Last Will & Testament
What is a will?
A will or “Last Will and Testament” is a set of written instructions to the court that details how your estate will be handled, including who will step into your shoes to manage your affairs on your passing, and who will receive an inheritance from your estate. A will’s instructions are limited to those assets and matters under the jurisdiction of the probate court. In Oregon, your will must be in writing and must be signed by you and two witnesses. The will has to be signed in the presence of the two witnesses, and the witnesses’ signatures must be notarized. Failure to strictly adhere to Oregon’s legal formalities will invalidate your will.
What are the benefits of a will?
A will allows you to decide who will manage your property and finalize your affairs after you pass away. A will allows for your wishes and intentions to be heard regarding a variety of issues, including who your legal representative will be upon your passing, distribution of your assets, and selection of guardians for minor children. Without a will in place, the administration of your estate is governed by Oregon law. In Oregon, if you do not choose a personal representative in your will (called an Executor or Administrator in some states), state law and the court’s choice will decide who your representative will be.
Does a will avoid probate?
No. A will is simply a written set of instructions to the probate court that describes your wishes regarding the management and distribution of your estate.
Does a will control the distribution of all your assets?
No. A will only governs assets requiring administration through a probate or court process. Assets such as life insurance, retirement plans, and bank and investment accounts with beneficiary designations or transfer on death provisions pass by contract outside of the court process. Also, assets owned as “husband and wife,” or as “joint tenants with right of survivorship” transfer to the surviving owner by operation of law without the probate process. Your will does not override your beneficiary designation. It is important to regularly review all beneficiary designations to make sure they stay up-to-date.
Can joint accounts substitute for a will?
Joint accounts do not act as a complete will substitute. Many married couples own real estate, bank accounts, investments, and other types of property as “husband and wife” or as “joint tenants with right of survivorship.” When the first spouse dies, the property becomes the surviving spouse’s without the need for a probate process. However, a person using joint ownership as a probate-avoiding technique between a parent and child, or a person and their non-spouse beneficiary, can cause unintended consequences. Among those consequences are gift tax liability, loss of tax benefits, unequal distribution among beneficiaries, a lack of control in the distribution of the estate, disputes among beneficiaries, and even accidental disinheritance of loved ones. Furthermore, those assets may become subject to the debts, judgments, and poor decisions of a beneficiary. If minor children are named to receive assets, the court will become involved to manage the money until they turn 18. An attorney should be consulted to understand the advantages and disadvantages of this ownership technique.

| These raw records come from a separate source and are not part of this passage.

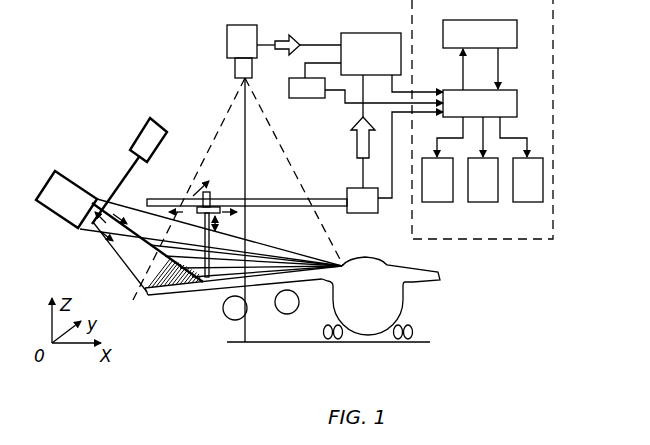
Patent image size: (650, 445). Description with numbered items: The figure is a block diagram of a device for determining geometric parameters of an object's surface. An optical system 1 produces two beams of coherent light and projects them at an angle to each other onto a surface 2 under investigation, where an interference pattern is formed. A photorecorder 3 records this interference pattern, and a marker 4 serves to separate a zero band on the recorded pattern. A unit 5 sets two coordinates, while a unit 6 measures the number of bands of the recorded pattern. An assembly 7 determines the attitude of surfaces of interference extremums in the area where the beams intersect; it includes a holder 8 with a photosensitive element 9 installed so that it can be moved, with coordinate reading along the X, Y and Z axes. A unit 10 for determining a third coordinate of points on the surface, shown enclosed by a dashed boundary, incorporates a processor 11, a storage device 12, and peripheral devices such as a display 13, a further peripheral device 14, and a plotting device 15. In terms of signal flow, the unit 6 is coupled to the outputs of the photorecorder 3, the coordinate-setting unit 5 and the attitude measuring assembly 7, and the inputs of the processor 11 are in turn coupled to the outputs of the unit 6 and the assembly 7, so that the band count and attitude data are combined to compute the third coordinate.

The optical system 1 is at (72, 227).
The surface under investigation 2 is at (200, 288).
The photorecorder 3 is at (238, 183).
The marker 4 is at (147, 138).
The unit for setting two coordinates 5 is at (317, 97).
The unit for measuring the number of bands 6 is at (371, 54).
The assembly for determining attitude of surfaces of interference extremums 7 is at (353, 192).
The holder 8 is at (197, 198).
The photosensitive element 9 is at (220, 254).
The unit for determining a third coordinate 10 is at (502, 241).
The processor 11 is at (480, 82).
The storage device 12 is at (480, 34).
The display 13 is at (442, 159).
The output unit 14 is at (483, 159).
The plotting device 15 is at (521, 159).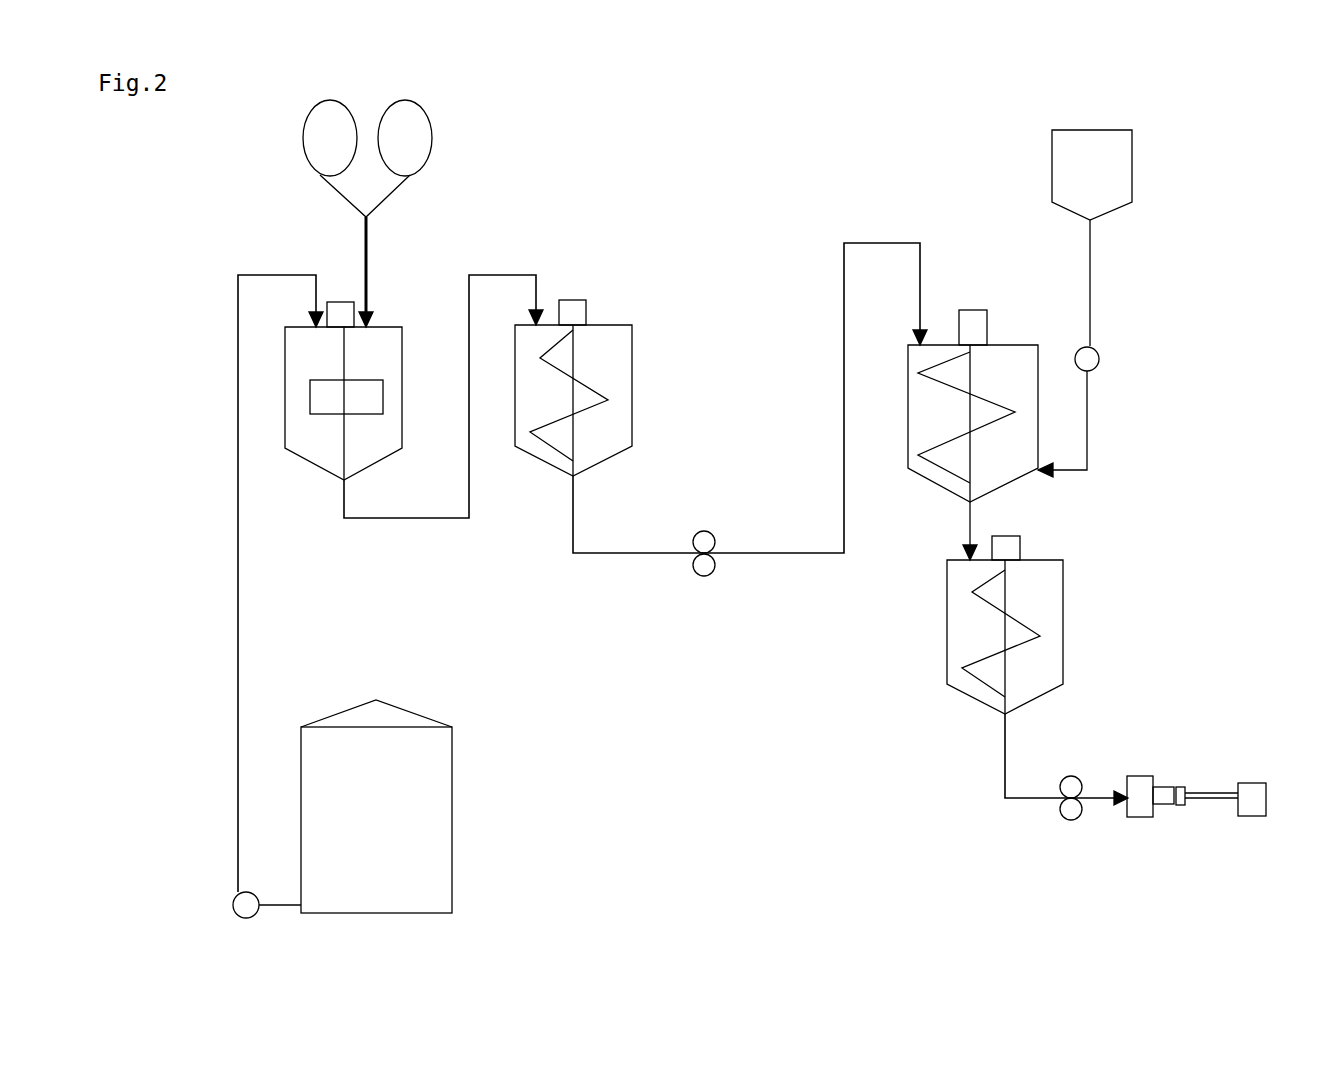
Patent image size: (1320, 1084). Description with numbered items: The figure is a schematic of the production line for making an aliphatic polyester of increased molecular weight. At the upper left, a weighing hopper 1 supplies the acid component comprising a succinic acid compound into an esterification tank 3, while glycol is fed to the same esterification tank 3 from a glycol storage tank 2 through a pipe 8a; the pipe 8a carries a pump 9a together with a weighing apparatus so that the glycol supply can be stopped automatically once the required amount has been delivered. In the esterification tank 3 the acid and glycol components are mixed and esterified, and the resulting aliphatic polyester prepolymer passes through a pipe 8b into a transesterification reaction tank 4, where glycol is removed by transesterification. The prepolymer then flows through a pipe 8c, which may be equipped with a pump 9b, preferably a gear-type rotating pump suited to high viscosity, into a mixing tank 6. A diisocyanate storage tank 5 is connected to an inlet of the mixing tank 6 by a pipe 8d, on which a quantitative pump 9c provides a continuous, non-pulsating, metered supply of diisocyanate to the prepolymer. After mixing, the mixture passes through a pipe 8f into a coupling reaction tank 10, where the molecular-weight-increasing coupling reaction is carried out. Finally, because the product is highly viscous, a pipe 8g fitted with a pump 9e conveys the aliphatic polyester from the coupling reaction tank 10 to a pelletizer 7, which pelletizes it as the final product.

The weighing hopper 1 is at (384, 213).
The glycol storage tank 2 is at (373, 806).
The esterification tank 3 is at (300, 485).
The transesterification reaction tank 4 is at (592, 388).
The diisocyanate storage tank 5 is at (1113, 175).
The mixing tank 6 is at (954, 406).
The pelletizer 7 is at (1218, 796).
The coupling reaction tank 10 is at (1036, 625).
The pipe 8a is at (222, 719).
The pipe 8b is at (410, 520).
The pipe 8c is at (822, 481).
The pipe 8d is at (1088, 348).
The pipe 8f is at (948, 509).
The pipe 8g is at (980, 762).
The pump 9a is at (199, 914).
The pump 9b is at (697, 587).
The quantitative pump 9c is at (1112, 355).
The pump 9e is at (1071, 826).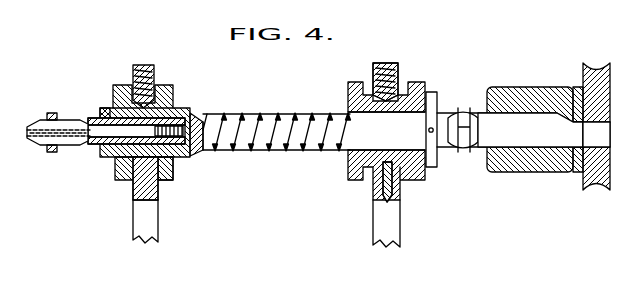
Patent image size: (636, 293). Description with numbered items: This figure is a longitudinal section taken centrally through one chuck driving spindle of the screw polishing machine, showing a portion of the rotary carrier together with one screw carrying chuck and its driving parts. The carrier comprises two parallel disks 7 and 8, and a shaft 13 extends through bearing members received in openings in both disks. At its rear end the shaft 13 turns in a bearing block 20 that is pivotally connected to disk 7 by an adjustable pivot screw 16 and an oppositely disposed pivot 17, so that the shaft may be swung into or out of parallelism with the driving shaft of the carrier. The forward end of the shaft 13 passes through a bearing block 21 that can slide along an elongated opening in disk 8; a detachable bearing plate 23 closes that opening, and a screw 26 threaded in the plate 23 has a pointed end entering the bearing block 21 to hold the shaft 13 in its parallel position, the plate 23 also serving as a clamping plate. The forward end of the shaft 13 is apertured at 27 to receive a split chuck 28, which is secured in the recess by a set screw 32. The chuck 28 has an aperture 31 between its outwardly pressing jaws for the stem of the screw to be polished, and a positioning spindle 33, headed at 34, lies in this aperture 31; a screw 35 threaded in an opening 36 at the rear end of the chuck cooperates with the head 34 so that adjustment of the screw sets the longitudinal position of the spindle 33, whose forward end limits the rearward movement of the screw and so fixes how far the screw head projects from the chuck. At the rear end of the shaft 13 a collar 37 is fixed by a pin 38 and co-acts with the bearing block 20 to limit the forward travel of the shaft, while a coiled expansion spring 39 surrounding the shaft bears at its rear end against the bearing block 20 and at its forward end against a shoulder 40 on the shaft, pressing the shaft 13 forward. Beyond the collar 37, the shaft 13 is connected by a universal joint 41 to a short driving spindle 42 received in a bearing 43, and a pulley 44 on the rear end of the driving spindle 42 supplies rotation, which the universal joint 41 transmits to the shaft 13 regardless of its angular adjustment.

What happens if I die without a will?
If you do not have a will and pass away with property requiring a probate or court process to transfer title, your property will be distributed according to Oregon law. For example, if you are married without children, or if you are married and all children are your spouse’s children, then all of your property will pass to your spouse. However, if you are married and have children from a prior relationship, half of your probate property will pass to your spouse and the other half will be divided equally between your children. If you have minor children, the court will decide who will serve as the Guardian and Conservator for your children. If you are not married, your property will be distributed equally among your children. If you have no children, your property will instead be distributed equally to your parents. Oregon also has provisions that address where assets go if a child or parent predeceased you, and whether that share will pass to that predeceased child or parent’s children. Lastly, if you pass away without any surviving family, your property will distributed to the State of Oregon.